Escândalos e acusações envolveram o artista a partir de 1993. Ele teve de responder a longos processos e acusações de pedofilia. O último destes julgamentos terminou em junho de 2005 com sua absolvição de todas as dez denúncias.

Em março de 2009, depois de várias tentativas de recomeço, o cantor anunciou uma turnê de 50 apresentações em Londres, que se estenderiam até fevereiro de 2010. A expectativa do público era tão grande que os ingressos se esgotaram depois de algumas horas de serem postos à venda.

Mas os shows não ocorreram. No dia 25 de junho de 2009, Jackson sofreu uma parada cardíaca em sua casa, em Los Angeles, e morreu aos 50 anos de idade.

Dramas pessoais

Em 2000 Michael concedeu uma entrevista ao repórter britânico Martin Bashir e falou sobre a relação problemática com o pai, o ex metalúrgico, que se tornou empresário dos filhos, Joseph Jackson.

Em parte, a rigidez do trabalho que fazia desde muito criança explicavam porque ele se tornou um adulto com hábitos infantis, fato que tem na construção de seu propriedade, Neverland, um misto de rancho e parque de diversões, sua maior expressão.

Além disso, em uma longa e pública agonia, Michael Jackson se metamorfoseou. Afinou o nariz , alisou o cabelo, clareou a pele. Tornou-se um ser humano integralmente excêntrico.

Sua imagem cada vez mais estranha, entretanto, não o diminuiu perante a comunidade negra nos EUA – o superstarrepresentava uma cultura de raiz e nunca renegou sua origem.

A análise da obra de Michael Jackson vai longe. Ela é cheia de símbolos e contradições, e envolve toda uma geração formada no difícil contexto econômico das décadas de 1980 e 1990. Naquele período, com o advento do canal musical MTV e com o crescimento acelerado de novas tecnologias, o universo pop explodiu, ditando regras e se infiltrando em todos os poros da vida dos jovens.
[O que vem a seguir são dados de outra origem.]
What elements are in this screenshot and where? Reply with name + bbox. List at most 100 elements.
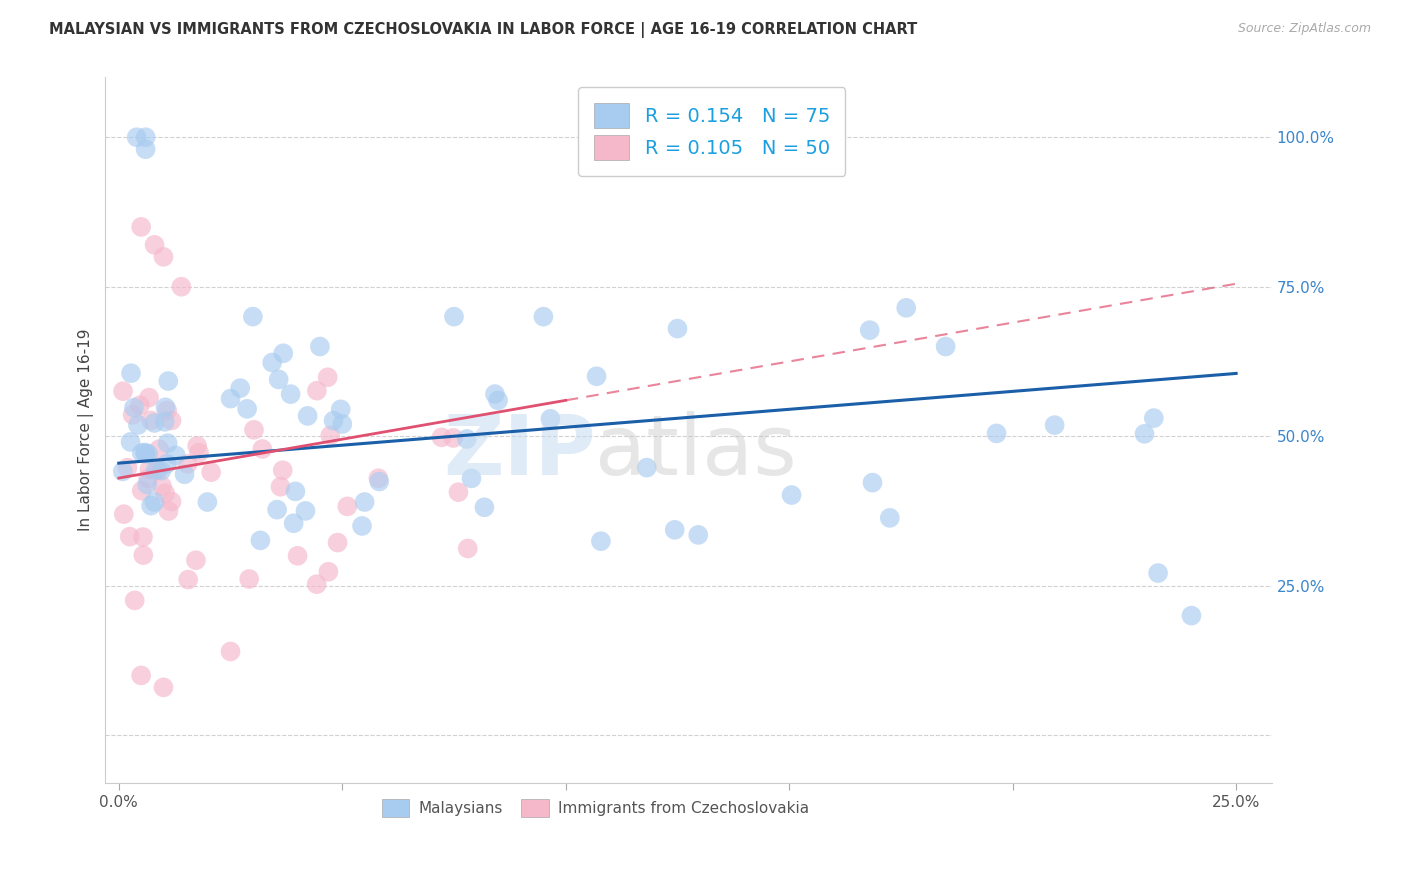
Text: ZIP: ZIP xyxy=(443,411,595,491)
Point xyxy=(780,488,803,502)
Point xyxy=(243,423,266,437)
Point xyxy=(156,457,179,471)
Point xyxy=(134,447,156,461)
Point xyxy=(1133,426,1156,441)
Point xyxy=(636,460,658,475)
Point xyxy=(160,413,183,427)
Point xyxy=(200,465,222,479)
Point xyxy=(170,279,193,293)
Point xyxy=(284,484,307,499)
Point xyxy=(150,464,173,478)
Point xyxy=(125,130,148,145)
Point xyxy=(935,339,957,353)
Point xyxy=(447,485,470,500)
Point xyxy=(124,593,146,607)
Point xyxy=(184,553,207,567)
Point xyxy=(294,504,316,518)
Point xyxy=(131,446,153,460)
Point xyxy=(267,372,290,386)
Point xyxy=(129,219,152,234)
Point xyxy=(318,565,340,579)
Point xyxy=(152,681,174,695)
Point xyxy=(136,447,159,461)
Point xyxy=(197,495,219,509)
Point xyxy=(986,426,1008,441)
Point xyxy=(148,442,170,457)
Point xyxy=(219,392,242,406)
Point xyxy=(280,387,302,401)
Point xyxy=(336,500,359,514)
Text: Source: ZipAtlas.com: Source: ZipAtlas.com xyxy=(1237,22,1371,36)
Point xyxy=(150,479,173,493)
Point xyxy=(486,393,509,408)
Point xyxy=(135,130,157,145)
Point xyxy=(666,321,689,335)
Point xyxy=(138,391,160,405)
Point xyxy=(326,535,349,549)
Point xyxy=(249,533,271,548)
Point xyxy=(664,523,686,537)
Y-axis label: In Labor Force | Age 16-19: In Labor Force | Age 16-19 xyxy=(79,329,94,532)
Point xyxy=(862,475,884,490)
Point xyxy=(122,401,145,415)
Point xyxy=(456,432,478,446)
Point xyxy=(859,323,882,337)
Point xyxy=(111,464,134,478)
Point xyxy=(117,460,139,475)
Point xyxy=(129,668,152,682)
Point xyxy=(266,502,288,516)
Point xyxy=(177,573,200,587)
Point xyxy=(118,530,141,544)
Point xyxy=(484,387,506,401)
Point xyxy=(353,495,375,509)
Point xyxy=(585,369,607,384)
Point xyxy=(538,412,561,426)
Point xyxy=(160,494,183,508)
Point xyxy=(112,507,135,521)
Point xyxy=(460,471,482,485)
Point xyxy=(186,439,208,453)
Point xyxy=(367,471,389,485)
Point xyxy=(139,413,162,427)
Point xyxy=(330,417,353,431)
Point xyxy=(329,402,352,417)
Point xyxy=(131,483,153,498)
Point xyxy=(236,401,259,416)
Point xyxy=(271,346,294,360)
Point xyxy=(145,463,167,477)
Point xyxy=(305,384,328,398)
Point xyxy=(368,475,391,489)
Point xyxy=(127,417,149,432)
Point xyxy=(896,301,918,315)
Point xyxy=(252,442,274,456)
Point xyxy=(156,436,179,450)
Point xyxy=(1143,411,1166,425)
Point xyxy=(157,374,180,388)
Point xyxy=(1147,566,1170,580)
Point xyxy=(165,449,187,463)
Point xyxy=(238,572,260,586)
Point xyxy=(143,416,166,430)
Point xyxy=(688,528,710,542)
Point xyxy=(136,471,159,485)
Point xyxy=(305,577,328,591)
Point xyxy=(283,516,305,531)
Point xyxy=(132,548,155,562)
Point xyxy=(129,398,152,412)
Point xyxy=(309,339,332,353)
Point xyxy=(297,409,319,423)
Point xyxy=(262,355,284,369)
Point xyxy=(457,541,479,556)
Point xyxy=(138,462,160,476)
Point xyxy=(136,477,159,491)
Point xyxy=(155,486,177,500)
Point xyxy=(120,434,142,449)
Point xyxy=(287,549,309,563)
Point xyxy=(173,467,195,482)
Point xyxy=(229,381,252,395)
Point xyxy=(271,463,294,477)
Point xyxy=(474,500,496,515)
Point xyxy=(156,403,179,417)
Point xyxy=(430,430,453,444)
Point xyxy=(134,445,156,459)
Jackson não é fruto deste processo, ele é precursor dele.

Os rebeldes, os marginalizados e  os contrarregras

Em suas músicas e videoclipes, ao contrário do mocinho branco, ocidental e redentor, que combate o “incômodo” à classe burguesa, ele encarna os rebeldes, os marginalizados,  os contrarregras. Basta ver em BAD e no icônico Thriller, onde, em vez de combater zumbis ele é o próprio zumbi.

Desde o ABC, dos irmãos Jacksons Five, até a preparação para a turnê This is It, em Londres, Michael Jackson teve uma carreira densa que fez escola e influenciou milhões de pessoas.